Geschichte[Bearbeiten | Quelltext bearbeiten]

Kunstbibliothek des Lindenau-Museums im Jahr 1890

Der Beginn der Kunstbibliothek des Lindenauschen Museums kann in der privaten Bibliothek von Bernhard August von Lindenau gesehen werden. Lindenaus Neffe, der Sprachforscher Hans Conon von der Gabelentz (1807–1874), beschäftigte sich von 1837 bis 1839 mit der Ordnung der Lindenauschen Privatbibliothek[1], die sich zu diesem Zeitpunkt vor allem aus Büchern aus eigener Anschaffung, ererbtem Familienbesitz, Teilen der Sammlung des Astronomen und Unterstützers Lindenaus Franz Xaver von Zach (1754–1832) sowie Teilen aus der Sammlung von Herzogin Marie Charlotte Amalia von Sachsen-Gotha-Altenburg (1751–1827) zusammensetzte.
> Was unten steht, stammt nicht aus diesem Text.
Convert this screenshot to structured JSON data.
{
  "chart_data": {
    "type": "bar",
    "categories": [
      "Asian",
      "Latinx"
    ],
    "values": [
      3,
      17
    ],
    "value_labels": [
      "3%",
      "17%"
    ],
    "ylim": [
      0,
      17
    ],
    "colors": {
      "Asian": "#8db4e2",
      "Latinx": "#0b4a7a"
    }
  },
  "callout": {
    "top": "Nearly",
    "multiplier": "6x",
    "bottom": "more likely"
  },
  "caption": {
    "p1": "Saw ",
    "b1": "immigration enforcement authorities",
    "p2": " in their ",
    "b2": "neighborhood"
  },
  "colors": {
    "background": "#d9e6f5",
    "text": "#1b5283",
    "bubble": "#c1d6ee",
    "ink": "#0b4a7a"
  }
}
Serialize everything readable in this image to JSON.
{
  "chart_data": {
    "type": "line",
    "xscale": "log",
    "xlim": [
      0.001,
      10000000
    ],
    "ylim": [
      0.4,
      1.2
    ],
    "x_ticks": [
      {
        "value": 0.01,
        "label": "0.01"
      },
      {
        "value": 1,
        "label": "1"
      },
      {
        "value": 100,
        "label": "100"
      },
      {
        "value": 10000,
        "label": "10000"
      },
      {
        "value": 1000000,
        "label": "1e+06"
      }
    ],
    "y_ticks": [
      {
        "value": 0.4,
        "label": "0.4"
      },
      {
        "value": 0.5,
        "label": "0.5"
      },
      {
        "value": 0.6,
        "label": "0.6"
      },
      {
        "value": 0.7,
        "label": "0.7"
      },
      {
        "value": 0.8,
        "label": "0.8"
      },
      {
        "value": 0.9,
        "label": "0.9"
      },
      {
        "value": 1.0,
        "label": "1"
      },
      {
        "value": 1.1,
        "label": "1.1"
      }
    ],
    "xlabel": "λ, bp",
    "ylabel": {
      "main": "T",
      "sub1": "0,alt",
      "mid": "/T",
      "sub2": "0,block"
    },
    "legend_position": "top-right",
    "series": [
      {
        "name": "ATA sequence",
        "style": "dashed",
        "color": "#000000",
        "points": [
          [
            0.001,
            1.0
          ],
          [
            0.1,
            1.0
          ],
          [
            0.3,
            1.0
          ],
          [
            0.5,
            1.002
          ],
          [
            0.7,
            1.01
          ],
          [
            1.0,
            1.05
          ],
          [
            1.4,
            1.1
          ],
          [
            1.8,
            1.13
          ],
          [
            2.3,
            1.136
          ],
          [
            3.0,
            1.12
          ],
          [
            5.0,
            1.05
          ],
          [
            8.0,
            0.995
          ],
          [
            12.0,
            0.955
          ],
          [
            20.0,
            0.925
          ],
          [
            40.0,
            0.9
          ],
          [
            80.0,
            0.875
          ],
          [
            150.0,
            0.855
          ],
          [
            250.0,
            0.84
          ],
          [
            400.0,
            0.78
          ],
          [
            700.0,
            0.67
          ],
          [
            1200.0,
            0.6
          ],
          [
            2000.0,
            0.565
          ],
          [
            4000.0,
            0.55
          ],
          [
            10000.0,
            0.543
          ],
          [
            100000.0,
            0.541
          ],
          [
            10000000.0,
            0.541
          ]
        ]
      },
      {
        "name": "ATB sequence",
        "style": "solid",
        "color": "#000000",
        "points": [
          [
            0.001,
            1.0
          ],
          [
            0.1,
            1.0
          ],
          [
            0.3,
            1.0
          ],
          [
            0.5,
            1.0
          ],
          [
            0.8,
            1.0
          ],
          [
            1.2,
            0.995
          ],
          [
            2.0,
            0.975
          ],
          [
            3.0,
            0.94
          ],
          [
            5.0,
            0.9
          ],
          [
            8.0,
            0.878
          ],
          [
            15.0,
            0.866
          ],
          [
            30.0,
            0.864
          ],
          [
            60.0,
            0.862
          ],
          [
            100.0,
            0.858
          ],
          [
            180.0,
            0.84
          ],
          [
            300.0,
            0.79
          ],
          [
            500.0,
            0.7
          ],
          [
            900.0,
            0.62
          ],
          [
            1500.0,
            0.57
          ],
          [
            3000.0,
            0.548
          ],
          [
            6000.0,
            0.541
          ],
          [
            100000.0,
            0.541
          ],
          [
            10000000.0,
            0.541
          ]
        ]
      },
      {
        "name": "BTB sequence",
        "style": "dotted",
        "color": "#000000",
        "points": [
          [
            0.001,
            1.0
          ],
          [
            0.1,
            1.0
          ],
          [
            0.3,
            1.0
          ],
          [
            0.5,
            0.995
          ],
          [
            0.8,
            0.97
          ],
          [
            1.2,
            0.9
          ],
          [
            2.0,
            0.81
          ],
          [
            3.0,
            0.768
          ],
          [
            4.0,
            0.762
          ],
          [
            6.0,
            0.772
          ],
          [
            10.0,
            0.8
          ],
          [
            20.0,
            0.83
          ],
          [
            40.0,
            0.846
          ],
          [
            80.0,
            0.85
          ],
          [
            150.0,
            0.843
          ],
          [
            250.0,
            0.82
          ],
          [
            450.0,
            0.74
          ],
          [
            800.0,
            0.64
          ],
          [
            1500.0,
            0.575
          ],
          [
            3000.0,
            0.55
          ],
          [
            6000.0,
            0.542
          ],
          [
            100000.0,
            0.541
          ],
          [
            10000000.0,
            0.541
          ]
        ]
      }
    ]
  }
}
Folgende Themengebiete finden zu diesem Zeitpunkt Erwähnung:

In den Jahren 1843 und 1844 unternahm Lindenau Reisen nach Frankreich und Italien, bei denen er viele Kunstwerke für seine Sammlung kaufte. Erstmals sind hier auch gezielte Bücherkäufe in großer Menge für die geplante Kunstbibliothek belegt. Bei dieser Reise knüpfte er außerdem Kontakt zu vielen Buchhändlern, Antiquaren und Vermittlern in Deutschland, Frankreich und Italien.

In den folgenden Jahren 1845 und 1846 entstand das Museumsgebäude auf dem Polhof (ausführender Architekt war Albert Geutebrück). Das Gebäude war geplant als Ort für die Sammlung und eine Schule, die „Anstalt für Jünglinge aus dem Altenburger Lande zum unentgeltlichen Unterricht im freien Handzeichnen, im architektonischen Zeichnen, im Modellieren und in der Baukunst“. Der Kunstbibliothek kam in diesem Zuge die Rolle der Vertiefung der Betrachtung der Kunst im Museum zu und wurde zu Lehrzwecken für die Schule genutzt.
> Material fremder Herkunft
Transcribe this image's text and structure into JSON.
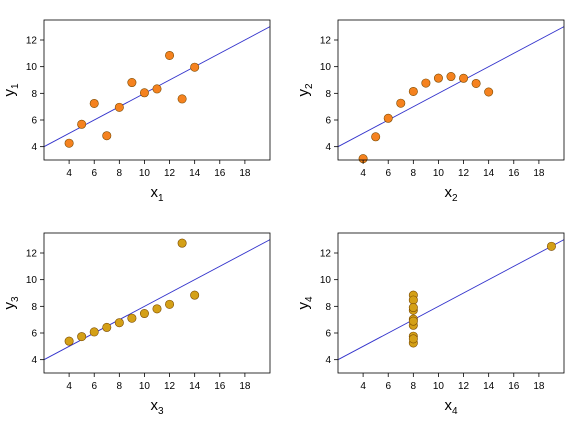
{
  "chart_data": [
    {
      "type": "scatter",
      "xlabel": "x",
      "xlabel_sub": "1",
      "ylabel": "y",
      "ylabel_sub": "1",
      "xlim": [
        2,
        20
      ],
      "ylim": [
        3,
        13.5
      ],
      "xticks": [
        4,
        6,
        8,
        10,
        12,
        14,
        16,
        18
      ],
      "yticks": [
        4,
        6,
        8,
        10,
        12
      ],
      "grid": false,
      "point_color": "#f5821f",
      "fit_line": {
        "slope": 0.5,
        "intercept": 3.0,
        "color": "#3333cc"
      },
      "points": [
        [
          10,
          8.04
        ],
        [
          8,
          6.95
        ],
        [
          13,
          7.58
        ],
        [
          9,
          8.81
        ],
        [
          11,
          8.33
        ],
        [
          14,
          9.96
        ],
        [
          6,
          7.24
        ],
        [
          4,
          4.26
        ],
        [
          12,
          10.84
        ],
        [
          7,
          4.82
        ],
        [
          5,
          5.68
        ]
      ]
    },
    {
      "type": "scatter",
      "xlabel": "x",
      "xlabel_sub": "2",
      "ylabel": "y",
      "ylabel_sub": "2",
      "xlim": [
        2,
        20
      ],
      "ylim": [
        3,
        13.5
      ],
      "xticks": [
        4,
        6,
        8,
        10,
        12,
        14,
        16,
        18
      ],
      "yticks": [
        4,
        6,
        8,
        10,
        12
      ],
      "grid": false,
      "point_color": "#f5821f",
      "fit_line": {
        "slope": 0.5,
        "intercept": 3.0,
        "color": "#3333cc"
      },
      "points": [
        [
          10,
          9.14
        ],
        [
          8,
          8.14
        ],
        [
          13,
          8.74
        ],
        [
          9,
          8.77
        ],
        [
          11,
          9.26
        ],
        [
          14,
          8.1
        ],
        [
          6,
          6.13
        ],
        [
          4,
          3.1
        ],
        [
          12,
          9.13
        ],
        [
          7,
          7.26
        ],
        [
          5,
          4.74
        ]
      ]
    },
    {
      "type": "scatter",
      "xlabel": "x",
      "xlabel_sub": "3",
      "ylabel": "y",
      "ylabel_sub": "3",
      "xlim": [
        2,
        20
      ],
      "ylim": [
        3,
        13.5
      ],
      "xticks": [
        4,
        6,
        8,
        10,
        12,
        14,
        16,
        18
      ],
      "yticks": [
        4,
        6,
        8,
        10,
        12
      ],
      "grid": false,
      "point_color": "#d4a017",
      "fit_line": {
        "slope": 0.5,
        "intercept": 3.0,
        "color": "#3333cc"
      },
      "points": [
        [
          10,
          7.46
        ],
        [
          8,
          6.77
        ],
        [
          13,
          12.74
        ],
        [
          9,
          7.11
        ],
        [
          11,
          7.81
        ],
        [
          14,
          8.84
        ],
        [
          6,
          6.08
        ],
        [
          4,
          5.39
        ],
        [
          12,
          8.15
        ],
        [
          7,
          6.42
        ],
        [
          5,
          5.73
        ]
      ]
    },
    {
      "type": "scatter",
      "xlabel": "x",
      "xlabel_sub": "4",
      "ylabel": "y",
      "ylabel_sub": "4",
      "xlim": [
        2,
        20
      ],
      "ylim": [
        3,
        13.5
      ],
      "xticks": [
        4,
        6,
        8,
        10,
        12,
        14,
        16,
        18
      ],
      "yticks": [
        4,
        6,
        8,
        10,
        12
      ],
      "grid": false,
      "point_color": "#d4a017",
      "fit_line": {
        "slope": 0.5,
        "intercept": 3.0,
        "color": "#3333cc"
      },
      "points": [
        [
          8,
          6.58
        ],
        [
          8,
          5.76
        ],
        [
          8,
          7.71
        ],
        [
          8,
          8.84
        ],
        [
          8,
          8.47
        ],
        [
          8,
          7.04
        ],
        [
          8,
          5.25
        ],
        [
          19,
          12.5
        ],
        [
          8,
          5.56
        ],
        [
          8,
          7.91
        ],
        [
          8,
          6.89
        ]
      ]
    }
  ]
}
Am 4. Januar 1848 wurde dann bereits der Lehrbetrieb in dem Gebäude auf dem Polhof aufgenommen und am 1. April 1848 wurde auch das Museumsgebäude offiziell eröffnet. Derzeit befand sich die Kunstbibliothek im Parterresaal des Hauses und umfasste nach Angaben des damaligen Kustos Julius Erdmann Dietrich (1808–1878) 379 Titel. Zusätzlich gab es im Kuppelraum des Dachgeschosses noch eine Handbibliothek für den Schulbetrieb. 1851 folgte ein Anbau von 2 Seitenflügeln im Erdgeschoss, der eine gesonderte Ausstellung der Kunstbibliothek möglich machte und auch Platz für ein Lesezimmer bot. Zu diesem Zeitpunkt und auch später und bis zu seinem Tode (1854) finden sich immer wieder Aufzeichnungen in Lindenaus Tagebuch zu weiteren Bücherkäufen für die Bibliothek.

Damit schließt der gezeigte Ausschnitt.